Allah Rasûlü, konuşmadan önce ne söyleyeceğini düşünür, öyle konuşurdu, acele etmezdi.
- “Özür dilemek zorunda kalacağın bir sözü söyleme” derdi. (İbn-i Mace, Zühd: 15)
Peygamber (as) yalan konuşmaz, yalan konuşanı da asla sevmezdi. Şöyle derdi:
- “Yalan kötülüğe, kötülük de cehenneme götürür.” (Buhari, Edep: 1997)
- “Yalan söyleyenin ağzının kokusundan melekler bir mil öteye gider.” (Ramuz el-
Ehadis: 104/11)
- “İyilik kastıyla bir sözü birine isnat edip veya iyilik kastıyla bir söz söyleyip de insanların arasını düzelten kimse yalancı değildir.” (Sahih-i Buhari Tec Sarih: 1183)
Allah Rasûlü, güler yüzlü ve tatlı sözlü idi. Sahabe O’ nun için: “Konuşurken hep tebessüm ederdi.” diyor. (Ramuz el-Ehadis: 545/20)
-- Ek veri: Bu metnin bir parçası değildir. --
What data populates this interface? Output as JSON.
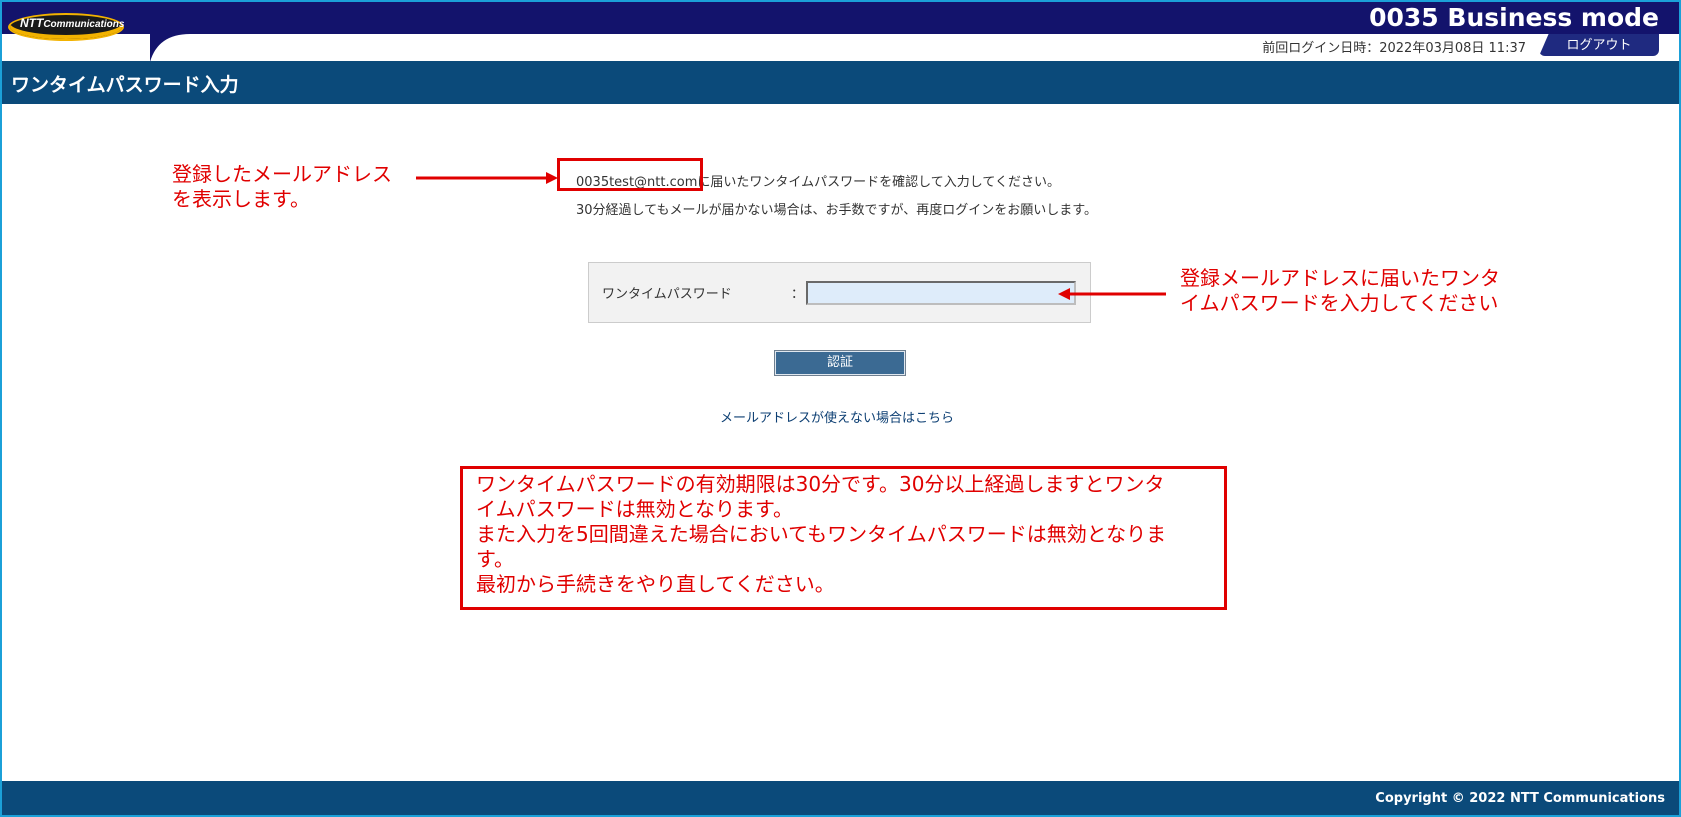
{
  "header": {
    "logo_text_ntt": "NTT",
    "logo_text_rest": "Communications",
    "brand": "0035 Business mode",
    "last_login_label": "前回ログイン日時：2022年03月08日 11:37",
    "logout_label": "ログアウト"
  },
  "page": {
    "title": "ワンタイムパスワード入力"
  },
  "content": {
    "email": "0035test@ntt.com",
    "message_line1_suffix": "に届いたワンタイムパスワードを確認して入力してください。",
    "message_line2": "30分経過してもメールが届かない場合は、お手数ですが、再度ログインをお願いします。",
    "form_label": "ワンタイムパスワード",
    "form_colon": "：",
    "otp_value": "",
    "auth_button": "認証",
    "help_link": "メールアドレスが使えない場合はこちら"
  },
  "annotations": {
    "left_line1": "登録したメールアドレス",
    "left_line2": "を表示します。",
    "right_line1": "登録メールアドレスに届いたワンタ",
    "right_line2": "イムパスワードを入力してください",
    "note_line1": "ワンタイムパスワードの有効期限は30分です。30分以上経過しますとワンタ",
    "note_line2": "イムパスワードは無効となります。",
    "note_line3": "また入力を5回間違えた場合においてもワンタイムパスワードは無効となりま",
    "note_line4": "す。",
    "note_line5": "最初から手続きをやり直してください。"
  },
  "footer": {
    "copyright": "Copyright © 2022 NTT Communications"
  },
  "colors": {
    "header_navy": "#13136c",
    "title_bar": "#0b4a7a",
    "annotation_red": "#e00000",
    "input_bg": "#deecfa",
    "button_bg": "#3b6a93"
  }
}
Kendisi de: “Tatlı söz, sadakadır.” buyurmuştur. (Buhari, Edep: 34)
- “Lânet etmek, doğruların şanından değildir.” (Riyaz üs Salihın: 1582)
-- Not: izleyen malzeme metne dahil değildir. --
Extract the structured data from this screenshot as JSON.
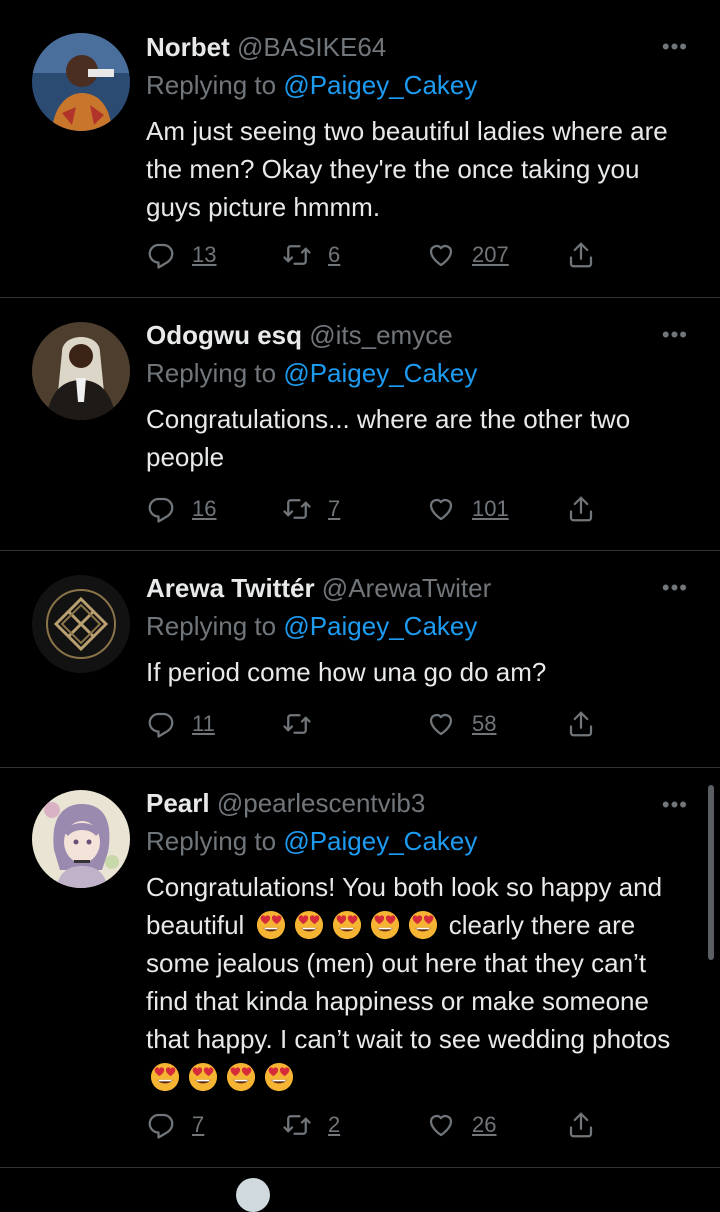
{
  "tweets": [
    {
      "name": "Norbet",
      "handle": "@BASIKE64",
      "reply_prefix": "Replying to",
      "reply_to": "@Paigey_Cakey",
      "text": "Am just seeing two beautiful ladies where are the men? Okay they're the once taking you guys picture hmmm.",
      "replies": "13",
      "retweets": "6",
      "likes": "207"
    },
    {
      "name": "Odogwu esq",
      "handle": "@its_emyce",
      "reply_prefix": "Replying to",
      "reply_to": "@Paigey_Cakey",
      "text": "Congratulations... where are the other two people",
      "replies": "16",
      "retweets": "7",
      "likes": "101"
    },
    {
      "name": "Arewa Twittér",
      "handle": "@ArewaTwiter",
      "reply_prefix": "Replying to",
      "reply_to": "@Paigey_Cakey",
      "text": "If period come how una go do am?",
      "replies": "11",
      "retweets": "",
      "likes": "58"
    },
    {
      "name": "Pearl",
      "handle": "@pearlescentvib3",
      "reply_prefix": "Replying to",
      "reply_to": "@Paigey_Cakey",
      "text_part1": "Congratulations! You both look so happy and beautiful",
      "text_part2": "clearly there are some jealous (men) out here that they can’t find that kinda happiness or make someone that happy. I can’t wait to see wedding photos",
      "replies": "7",
      "retweets": "2",
      "likes": "26"
    }
  ],
  "more_glyph": "•••",
  "colors": {
    "background": "#000000",
    "link": "#1d9bf0",
    "muted": "#71767b",
    "divider": "#2f3336"
  }
}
- “Olgun müslüman, kimseyi kötülemez, lânet etmez, haddi aşmaz ve hayasızlık etmez.”
(Riyaz üs Salihın: 1585)
- “Müslüman ölülere sövmeyin ayıbını söylemeyin. Çünkü onlar ahirette iyi veya kötü amellerinin karşılığını göreceklerdir.” (Age: 1595) buyurmuştur.
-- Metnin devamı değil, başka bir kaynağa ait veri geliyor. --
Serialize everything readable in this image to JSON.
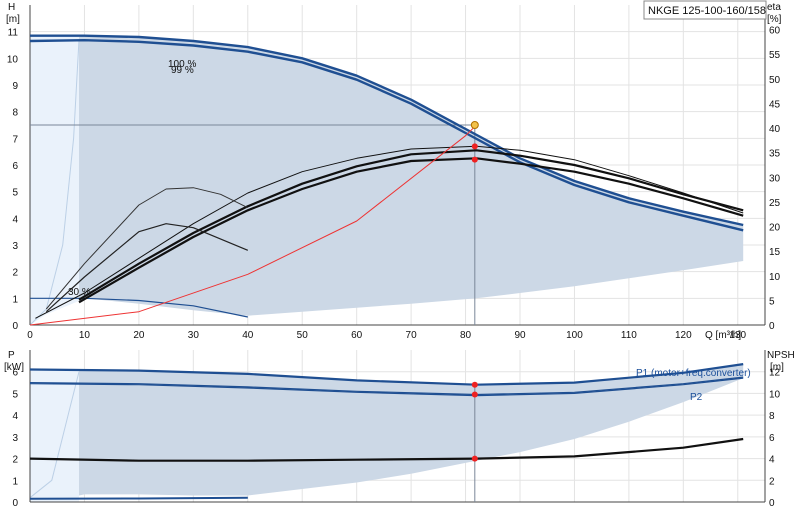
{
  "chart_data": [
    {
      "type": "line",
      "title": "NKGE 125-100-160/158",
      "xlabel": "Q [m³/h]",
      "ylabel": "H",
      "ylabel_unit": "[m]",
      "y2label": "eta",
      "y2label_unit": "[%]",
      "xlim": [
        0,
        135
      ],
      "ylim": [
        0,
        12
      ],
      "y2lim": [
        0,
        65
      ],
      "x_ticks": [
        "0",
        "10",
        "20",
        "30",
        "40",
        "50",
        "60",
        "70",
        "80",
        "90",
        "100",
        "110",
        "120",
        "130"
      ],
      "y_ticks": [
        "0",
        "1",
        "2",
        "3",
        "4",
        "5",
        "6",
        "7",
        "8",
        "9",
        "10",
        "11"
      ],
      "y2_ticks": [
        "0",
        "5",
        "10",
        "15",
        "20",
        "25",
        "30",
        "35",
        "40",
        "45",
        "50",
        "55",
        "60"
      ],
      "grid": true,
      "annotations": [
        "100 %",
        "99 %",
        "30 %"
      ],
      "operating_point": {
        "x": 81.7,
        "y": 7.5
      },
      "series": [
        {
          "values": [
            [
              0,
              10.85
            ],
            [
              10,
              10.85
            ],
            [
              20,
              10.8
            ],
            [
              30,
              10.65
            ],
            [
              40,
              10.42
            ],
            [
              50,
              10.0
            ],
            [
              60,
              9.35
            ],
            [
              70,
              8.45
            ],
            [
              80,
              7.35
            ],
            [
              90,
              6.25
            ],
            [
              100,
              5.4
            ],
            [
              110,
              4.75
            ],
            [
              120,
              4.25
            ],
            [
              131,
              3.75
            ]
          ]
        },
        {
          "values": [
            [
              0,
              10.65
            ],
            [
              10,
              10.68
            ],
            [
              20,
              10.62
            ],
            [
              30,
              10.48
            ],
            [
              40,
              10.25
            ],
            [
              50,
              9.85
            ],
            [
              60,
              9.2
            ],
            [
              70,
              8.3
            ],
            [
              80,
              7.2
            ],
            [
              90,
              6.1
            ],
            [
              100,
              5.25
            ],
            [
              110,
              4.6
            ],
            [
              120,
              4.1
            ],
            [
              131,
              3.55
            ]
          ]
        },
        {
          "values": [
            [
              0,
              1.0
            ],
            [
              10,
              1.0
            ],
            [
              20,
              0.92
            ],
            [
              30,
              0.72
            ],
            [
              40,
              0.3
            ]
          ]
        },
        {
          "values": [
            [
              1,
              0.25
            ],
            [
              10,
              1.2
            ],
            [
              20,
              2.5
            ],
            [
              30,
              3.8
            ],
            [
              40,
              4.95
            ],
            [
              50,
              5.75
            ],
            [
              60,
              6.25
            ],
            [
              70,
              6.6
            ],
            [
              82,
              6.7
            ],
            [
              90,
              6.55
            ],
            [
              100,
              6.2
            ],
            [
              110,
              5.6
            ],
            [
              120,
              4.95
            ],
            [
              131,
              4.2
            ]
          ]
        },
        {
          "values": [
            [
              9,
              0.85
            ],
            [
              20,
              2.15
            ],
            [
              30,
              3.3
            ],
            [
              40,
              4.3
            ],
            [
              50,
              5.1
            ],
            [
              60,
              5.75
            ],
            [
              70,
              6.15
            ],
            [
              82,
              6.25
            ],
            [
              90,
              6.05
            ],
            [
              100,
              5.75
            ],
            [
              110,
              5.3
            ],
            [
              120,
              4.75
            ],
            [
              131,
              4.1
            ]
          ]
        },
        {
          "values": [
            [
              9,
              0.95
            ],
            [
              20,
              2.3
            ],
            [
              30,
              3.45
            ],
            [
              40,
              4.45
            ],
            [
              50,
              5.3
            ],
            [
              60,
              5.95
            ],
            [
              70,
              6.4
            ],
            [
              82,
              6.55
            ],
            [
              90,
              6.35
            ],
            [
              100,
              6.0
            ],
            [
              110,
              5.5
            ],
            [
              120,
              4.9
            ],
            [
              131,
              4.3
            ]
          ]
        },
        {
          "values": [
            [
              3,
              0.6
            ],
            [
              10,
              2.3
            ],
            [
              20,
              4.5
            ],
            [
              25,
              5.1
            ],
            [
              30,
              5.15
            ],
            [
              35,
              4.9
            ],
            [
              40,
              4.4
            ]
          ]
        },
        {
          "values": [
            [
              3,
              0.5
            ],
            [
              10,
              1.8
            ],
            [
              20,
              3.5
            ],
            [
              25,
              3.8
            ],
            [
              30,
              3.65
            ],
            [
              40,
              2.8
            ]
          ]
        },
        {
          "values": [
            [
              0,
              0
            ],
            [
              20,
              0.5
            ],
            [
              40,
              1.9
            ],
            [
              60,
              3.9
            ],
            [
              80,
              7.1
            ],
            [
              82,
              7.5
            ]
          ]
        }
      ]
    },
    {
      "type": "line",
      "ylabel": "P",
      "ylabel_unit": "[kW]",
      "y2label": "NPSH",
      "y2label_unit": "[m]",
      "xlim": [
        0,
        135
      ],
      "ylim": [
        0,
        7
      ],
      "y2lim": [
        0,
        14
      ],
      "y_ticks": [
        "0",
        "1",
        "2",
        "3",
        "4",
        "5",
        "6"
      ],
      "y2_ticks": [
        "0",
        "2",
        "4",
        "6",
        "8",
        "10",
        "12"
      ],
      "grid": true,
      "series": [
        {
          "name": "P1 (motor+freq.converter)",
          "values": [
            [
              0,
              6.1
            ],
            [
              20,
              6.05
            ],
            [
              40,
              5.9
            ],
            [
              60,
              5.6
            ],
            [
              82,
              5.4
            ],
            [
              100,
              5.5
            ],
            [
              120,
              5.95
            ],
            [
              131,
              6.35
            ]
          ]
        },
        {
          "values": [
            [
              0,
              5.5
            ],
            [
              20,
              5.45
            ],
            [
              40,
              5.3
            ],
            [
              60,
              5.1
            ],
            [
              82,
              4.95
            ],
            [
              100,
              5.05
            ],
            [
              120,
              5.45
            ],
            [
              131,
              5.75
            ]
          ]
        },
        {
          "name": "P2",
          "values": [
            [
              0,
              5.45
            ],
            [
              20,
              5.4
            ],
            [
              40,
              5.25
            ],
            [
              60,
              5.05
            ],
            [
              82,
              4.9
            ],
            [
              100,
              5.0
            ],
            [
              120,
              5.4
            ],
            [
              131,
              5.7
            ]
          ]
        },
        {
          "values": [
            [
              0,
              2.0
            ],
            [
              20,
              1.9
            ],
            [
              40,
              1.9
            ],
            [
              60,
              1.95
            ],
            [
              82,
              2.0
            ],
            [
              100,
              2.1
            ],
            [
              120,
              2.5
            ],
            [
              131,
              2.9
            ]
          ]
        },
        {
          "values": [
            [
              0,
              0.15
            ],
            [
              20,
              0.16
            ],
            [
              40,
              0.2
            ]
          ]
        }
      ],
      "points": [
        [
          81.7,
          5.4
        ],
        [
          81.7,
          4.95
        ],
        [
          81.7,
          2.0
        ]
      ]
    }
  ]
}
Peygamber (as) daha çok susarlardı. Şöyle buyurmuştur:
- “Allah’ a ve ahiret gününe inanan ya hayır söylesin ya da sussun.” (Age: 1511)
Sahabe O’ nun için: “Sükûtları uzun, gülmeleri kısa olurdu.” demiştir. (Ramuz el-Ehadis:
543/14)
Önüne gelene “Efendim” demeyi peygamber (as) sevmezdi. Şöyle demiştir:
- “Adam bir münafığa “efendim” derse Rabbını gazaba getirmiş olur.” (Age: 56/13)
Hz. Ali Radiyallahü anh özet olarak şöyle demiştir:
- “Allah Rasûlü, her zaman güler yüzlü, yumuşak huylu idi. Katı kalpli, kavgacı, kusur bulucu değildi. Üç şeyden uzak dururdu: Ağız kavgası, boş boğazlık, laubalilik yapmazdı. Üç husustan sakınırdı: Kimseyi kötülemez, kınamaz ve kimsenin ayıbını araştırmazdı. Gerekirse konuşurdu. Her ihtiyaç sahibine yardımcı olurdu. Uygun konuşmayanların konuşmasını dinlemezdi.” (İ. Canan, Hadis Ans: 5/401)
Konuşma konusunda sünnetler nelermiş:
- Gereksiz yerde, boş konuşmamak, yerinde ve yeteri kadar konuşmak sünnettir.
- Söze Allah’ ın adını anarak başlamak ve Allah’ ın adını anarak bitirmek sünnettir.
- Yapmadığı bir şeyi söylememek, söylediğini yapmak, sözünde durmak sünnettir.
- Söze yalan karıştırmamak, ölçülü konuşmak sünnettir.
- Kaba kırıcı olmamak, güler yüzlü, tatlı dilli olmak sünnettir.
- Kimseyi kötülememek, kınamamak ve ayıp araştırmamak peygamber efendimizin sünnetlerindendir.
- Her önüne gelene “Efendim” dememek sünnettir.